Лента жизни. Том 2. Игорь Игнатенко
божий.
Спуск под гору занял гораздо меньше времени. Казалось, хромота даже каким-то образом помогает Иванову успешно преодолевать неровности тропы. Уже в городской черте Витюня прервал молчание, сопровождавшее схождение с горних высот, из царства потусторонности:
– Вот здесь я живу, – он указал на низенький каменный домик под черепичной крышей, с открытыми, в отличие от соседских домов, ставнями, хотя за тюлевыми шторами в окнах невозможно было ничего различить.
– Пора расставаться… – в голосе Витюни вибрировало сожаление. – В сущности, мы довольно мало узнали о каждом из нас… Извиняюсь за канцелярит! Согласитесь, «довольно мало» – это звучит черт-те как, словно нам и впрямь хотелось узнать поменьше друг о друге.
Олегу припомнились лекции по зарубежной литературе их экзальтированной профессорши Вексман. И он прочел нараспев, как учила Анна Ивановна в своей студии художественного слова, из раннего Уолта Уитмена:
Первый встречный, если ты, проходя, захочешь заговорить со мною,
почему бы тебе не заговорить со мною?
Почему бы и мне не начать разговора с тобой?
Витюня схватил руку Олега, и в глазах его, полных восторга, сверкнули слезы.
– Вы не сердитесь!.. Вам это трудно ощутить… мое состояние… как-нибудь потом… узнаете… – Он перевел дух и махнул безнадежно рукой в пространство, адресуя заключительную тираду не Олегу, а кому-то иному: – Зачем так мало нам дают узнать о жизни!
И такая тоска просквозила в этих шелестящих на выдохе словах, что даже зазвенело в ушах от наступившей вослед вселенской тишины…
Внезапно накатившее оцепенение прервал обрадованным лаем покинувший их на горе песик. Дворняжка виляла лохматым, в репейниках, хвостиком и всячески выказывала расположение к людям, от которых она трусливо убежала часом ранее. Олег даже заулыбался ее появлению.

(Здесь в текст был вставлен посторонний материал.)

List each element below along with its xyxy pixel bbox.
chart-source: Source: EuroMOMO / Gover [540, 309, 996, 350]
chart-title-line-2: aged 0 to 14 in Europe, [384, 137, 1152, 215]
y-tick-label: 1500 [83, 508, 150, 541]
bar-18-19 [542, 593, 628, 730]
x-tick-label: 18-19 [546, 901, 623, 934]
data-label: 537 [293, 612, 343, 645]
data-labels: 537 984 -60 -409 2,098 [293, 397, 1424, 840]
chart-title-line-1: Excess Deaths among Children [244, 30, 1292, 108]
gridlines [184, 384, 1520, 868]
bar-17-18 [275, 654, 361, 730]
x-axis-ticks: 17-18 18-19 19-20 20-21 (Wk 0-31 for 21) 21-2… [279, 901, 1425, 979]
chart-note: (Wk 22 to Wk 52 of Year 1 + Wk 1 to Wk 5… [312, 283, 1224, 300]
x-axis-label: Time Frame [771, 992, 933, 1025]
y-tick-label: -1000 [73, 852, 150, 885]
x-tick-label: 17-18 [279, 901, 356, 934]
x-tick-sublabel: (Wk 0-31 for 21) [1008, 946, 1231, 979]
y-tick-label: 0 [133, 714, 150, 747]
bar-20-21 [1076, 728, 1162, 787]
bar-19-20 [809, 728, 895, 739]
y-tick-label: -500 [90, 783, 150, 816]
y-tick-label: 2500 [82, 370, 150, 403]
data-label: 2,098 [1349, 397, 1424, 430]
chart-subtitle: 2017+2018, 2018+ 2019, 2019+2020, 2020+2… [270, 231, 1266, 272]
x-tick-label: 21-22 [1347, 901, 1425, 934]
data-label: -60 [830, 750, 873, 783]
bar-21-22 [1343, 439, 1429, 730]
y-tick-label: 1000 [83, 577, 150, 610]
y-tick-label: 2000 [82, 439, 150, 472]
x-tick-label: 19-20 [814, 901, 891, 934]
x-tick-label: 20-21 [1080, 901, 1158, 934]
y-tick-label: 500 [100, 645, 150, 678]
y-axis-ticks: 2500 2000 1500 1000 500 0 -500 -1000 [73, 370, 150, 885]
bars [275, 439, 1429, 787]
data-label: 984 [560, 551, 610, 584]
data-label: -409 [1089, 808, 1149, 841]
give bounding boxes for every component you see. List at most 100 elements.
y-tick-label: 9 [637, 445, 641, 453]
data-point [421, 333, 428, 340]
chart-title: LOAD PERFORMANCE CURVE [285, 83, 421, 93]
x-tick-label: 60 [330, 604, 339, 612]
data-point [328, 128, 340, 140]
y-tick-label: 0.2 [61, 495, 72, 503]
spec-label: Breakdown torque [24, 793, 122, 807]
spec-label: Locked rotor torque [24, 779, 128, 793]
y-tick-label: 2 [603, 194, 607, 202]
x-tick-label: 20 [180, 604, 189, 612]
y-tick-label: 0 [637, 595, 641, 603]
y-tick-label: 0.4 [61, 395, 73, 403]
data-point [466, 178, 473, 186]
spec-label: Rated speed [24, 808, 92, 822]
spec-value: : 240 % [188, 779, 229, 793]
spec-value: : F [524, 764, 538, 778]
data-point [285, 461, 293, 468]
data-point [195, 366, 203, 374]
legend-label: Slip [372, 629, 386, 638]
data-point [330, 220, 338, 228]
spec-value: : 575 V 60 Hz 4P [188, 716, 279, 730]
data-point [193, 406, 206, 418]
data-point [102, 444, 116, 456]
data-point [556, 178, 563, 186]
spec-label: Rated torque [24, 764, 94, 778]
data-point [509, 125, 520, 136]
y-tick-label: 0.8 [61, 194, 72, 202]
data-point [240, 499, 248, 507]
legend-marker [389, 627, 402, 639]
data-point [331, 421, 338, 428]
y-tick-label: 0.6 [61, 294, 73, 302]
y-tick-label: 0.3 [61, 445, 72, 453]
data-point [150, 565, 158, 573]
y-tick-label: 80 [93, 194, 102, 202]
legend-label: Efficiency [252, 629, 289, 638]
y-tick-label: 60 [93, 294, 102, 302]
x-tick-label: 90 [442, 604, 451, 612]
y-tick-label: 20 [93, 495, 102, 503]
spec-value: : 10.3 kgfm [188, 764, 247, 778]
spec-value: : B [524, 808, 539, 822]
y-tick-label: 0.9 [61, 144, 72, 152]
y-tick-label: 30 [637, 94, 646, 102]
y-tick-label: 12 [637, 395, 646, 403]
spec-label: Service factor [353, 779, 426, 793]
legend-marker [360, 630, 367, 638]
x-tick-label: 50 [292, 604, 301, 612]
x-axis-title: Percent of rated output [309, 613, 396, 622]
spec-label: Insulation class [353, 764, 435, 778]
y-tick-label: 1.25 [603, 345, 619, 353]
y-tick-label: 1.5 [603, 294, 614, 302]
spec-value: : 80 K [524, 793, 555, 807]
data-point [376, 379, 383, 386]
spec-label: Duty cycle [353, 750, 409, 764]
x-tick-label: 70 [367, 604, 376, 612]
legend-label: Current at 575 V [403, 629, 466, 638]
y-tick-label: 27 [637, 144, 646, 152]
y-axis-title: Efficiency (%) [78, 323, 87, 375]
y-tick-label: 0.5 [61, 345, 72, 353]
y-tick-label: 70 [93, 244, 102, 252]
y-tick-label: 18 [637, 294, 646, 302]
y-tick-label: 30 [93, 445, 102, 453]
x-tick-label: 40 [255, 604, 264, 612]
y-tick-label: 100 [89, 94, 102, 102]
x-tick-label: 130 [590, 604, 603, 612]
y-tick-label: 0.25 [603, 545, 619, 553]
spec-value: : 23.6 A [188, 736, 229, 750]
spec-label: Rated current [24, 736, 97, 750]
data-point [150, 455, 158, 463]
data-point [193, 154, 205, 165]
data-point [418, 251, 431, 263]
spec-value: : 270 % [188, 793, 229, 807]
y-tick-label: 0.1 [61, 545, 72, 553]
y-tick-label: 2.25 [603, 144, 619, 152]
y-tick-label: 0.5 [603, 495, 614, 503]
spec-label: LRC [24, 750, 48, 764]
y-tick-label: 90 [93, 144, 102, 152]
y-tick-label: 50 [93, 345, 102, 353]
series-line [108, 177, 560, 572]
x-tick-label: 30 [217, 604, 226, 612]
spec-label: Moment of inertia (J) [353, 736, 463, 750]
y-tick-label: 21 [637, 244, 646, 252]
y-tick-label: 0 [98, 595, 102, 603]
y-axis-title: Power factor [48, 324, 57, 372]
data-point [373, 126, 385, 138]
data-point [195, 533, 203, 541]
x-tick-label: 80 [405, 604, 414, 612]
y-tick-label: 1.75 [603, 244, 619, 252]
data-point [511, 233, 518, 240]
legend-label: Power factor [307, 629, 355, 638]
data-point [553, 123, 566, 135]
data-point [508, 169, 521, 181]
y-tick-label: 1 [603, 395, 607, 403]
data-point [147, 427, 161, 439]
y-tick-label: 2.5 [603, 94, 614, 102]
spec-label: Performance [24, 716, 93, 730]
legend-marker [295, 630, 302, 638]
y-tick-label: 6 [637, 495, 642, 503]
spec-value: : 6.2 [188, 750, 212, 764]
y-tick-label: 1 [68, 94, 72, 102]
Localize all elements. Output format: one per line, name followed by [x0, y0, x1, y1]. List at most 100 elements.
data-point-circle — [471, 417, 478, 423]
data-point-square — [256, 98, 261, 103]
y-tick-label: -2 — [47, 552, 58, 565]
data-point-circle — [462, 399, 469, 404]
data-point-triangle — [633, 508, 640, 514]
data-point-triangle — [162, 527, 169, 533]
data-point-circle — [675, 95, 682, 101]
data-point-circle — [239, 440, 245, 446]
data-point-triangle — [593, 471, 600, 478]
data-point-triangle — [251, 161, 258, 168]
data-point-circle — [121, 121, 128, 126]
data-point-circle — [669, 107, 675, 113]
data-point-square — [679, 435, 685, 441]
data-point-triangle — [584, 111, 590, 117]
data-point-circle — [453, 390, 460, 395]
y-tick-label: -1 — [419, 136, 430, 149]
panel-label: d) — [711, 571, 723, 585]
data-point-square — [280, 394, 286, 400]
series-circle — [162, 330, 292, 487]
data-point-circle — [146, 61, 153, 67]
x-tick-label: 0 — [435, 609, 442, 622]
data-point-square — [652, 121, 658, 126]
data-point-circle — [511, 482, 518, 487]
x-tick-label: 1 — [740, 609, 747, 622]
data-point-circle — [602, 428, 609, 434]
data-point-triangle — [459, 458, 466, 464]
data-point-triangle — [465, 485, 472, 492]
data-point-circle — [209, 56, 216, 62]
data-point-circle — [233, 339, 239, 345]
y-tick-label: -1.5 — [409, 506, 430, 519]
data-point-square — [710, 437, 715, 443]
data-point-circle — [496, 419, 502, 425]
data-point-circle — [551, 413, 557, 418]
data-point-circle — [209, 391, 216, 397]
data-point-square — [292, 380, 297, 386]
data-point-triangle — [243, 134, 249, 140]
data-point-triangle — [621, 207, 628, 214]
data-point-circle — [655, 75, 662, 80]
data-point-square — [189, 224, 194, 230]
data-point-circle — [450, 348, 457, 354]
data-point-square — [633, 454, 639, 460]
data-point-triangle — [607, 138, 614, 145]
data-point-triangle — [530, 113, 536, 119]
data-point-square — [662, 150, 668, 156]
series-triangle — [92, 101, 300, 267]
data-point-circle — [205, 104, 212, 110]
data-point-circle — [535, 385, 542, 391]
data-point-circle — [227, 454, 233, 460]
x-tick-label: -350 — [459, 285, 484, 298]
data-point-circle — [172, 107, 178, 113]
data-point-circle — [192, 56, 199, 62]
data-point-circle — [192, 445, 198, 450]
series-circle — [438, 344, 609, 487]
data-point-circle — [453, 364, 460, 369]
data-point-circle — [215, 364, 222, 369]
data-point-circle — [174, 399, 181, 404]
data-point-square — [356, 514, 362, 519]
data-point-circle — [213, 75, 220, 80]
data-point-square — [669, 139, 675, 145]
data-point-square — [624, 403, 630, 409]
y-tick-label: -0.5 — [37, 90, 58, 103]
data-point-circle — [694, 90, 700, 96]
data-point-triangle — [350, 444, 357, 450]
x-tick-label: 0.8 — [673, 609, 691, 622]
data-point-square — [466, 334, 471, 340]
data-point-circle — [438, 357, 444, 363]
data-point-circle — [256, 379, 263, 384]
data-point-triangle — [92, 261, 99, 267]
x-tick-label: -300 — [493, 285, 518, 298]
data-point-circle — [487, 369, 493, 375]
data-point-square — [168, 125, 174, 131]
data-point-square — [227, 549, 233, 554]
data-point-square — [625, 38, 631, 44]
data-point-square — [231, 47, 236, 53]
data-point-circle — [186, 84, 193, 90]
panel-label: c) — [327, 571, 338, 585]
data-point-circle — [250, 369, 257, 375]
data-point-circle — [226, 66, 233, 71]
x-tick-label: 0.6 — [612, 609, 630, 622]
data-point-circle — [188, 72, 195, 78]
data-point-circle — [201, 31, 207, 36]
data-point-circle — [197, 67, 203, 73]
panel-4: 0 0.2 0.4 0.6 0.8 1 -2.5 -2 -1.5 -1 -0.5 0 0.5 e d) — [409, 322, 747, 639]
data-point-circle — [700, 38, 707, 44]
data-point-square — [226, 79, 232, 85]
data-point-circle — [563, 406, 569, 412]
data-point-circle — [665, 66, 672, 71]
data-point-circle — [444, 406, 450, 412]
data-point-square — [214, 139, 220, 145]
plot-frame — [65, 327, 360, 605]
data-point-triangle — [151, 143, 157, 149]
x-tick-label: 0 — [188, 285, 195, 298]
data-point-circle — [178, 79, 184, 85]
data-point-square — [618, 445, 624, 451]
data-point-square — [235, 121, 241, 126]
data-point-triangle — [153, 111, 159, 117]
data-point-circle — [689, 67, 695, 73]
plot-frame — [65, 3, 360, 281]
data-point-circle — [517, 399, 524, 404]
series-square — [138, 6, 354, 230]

– Ну ты, побрехушка… Ишь, как рада. А чего ж было убегать?
Смышленый песик попытался приподнять надломленные уши, светло-коричневые бровки прыгнули высоко на лоб. Интересно, обладай он даром речи, о чем поведал бы тогда двум нечаянно встретившимся людям? Цветущая юность одного и чахлое увядание другого, еще не стоящего даже на пороге зрелости – доступно ли это пониманию существа о четырех ногах, которое первым привязалось к человеку еще на заре цивилизации? Наверное, что-то доступно и, может быть, даже острее воспринимается умом небольшим, но чистым и верным.
– Вы надолго приехали? – спросил Витюня.
– Не знаю… Дня на три-четыре, не больше. У меня в конце июля чемпионат Дальнего Востока. Надо готовиться. А тут – только расслабуху ловить…
Они пожали руки на прощание. Никогда еще не охватывало Олега столь щемящее до невыносимости желание сказать магическую формулу: «Остановись, мгновенье!..» Но не потому что оно прекрасно, а потому что это мгновенье неповторимо, а значит, единственно. Витюня тоже ведь уходил навсегда, как ночью – Афродита, как утром – двухметровый баскетболист Гриша.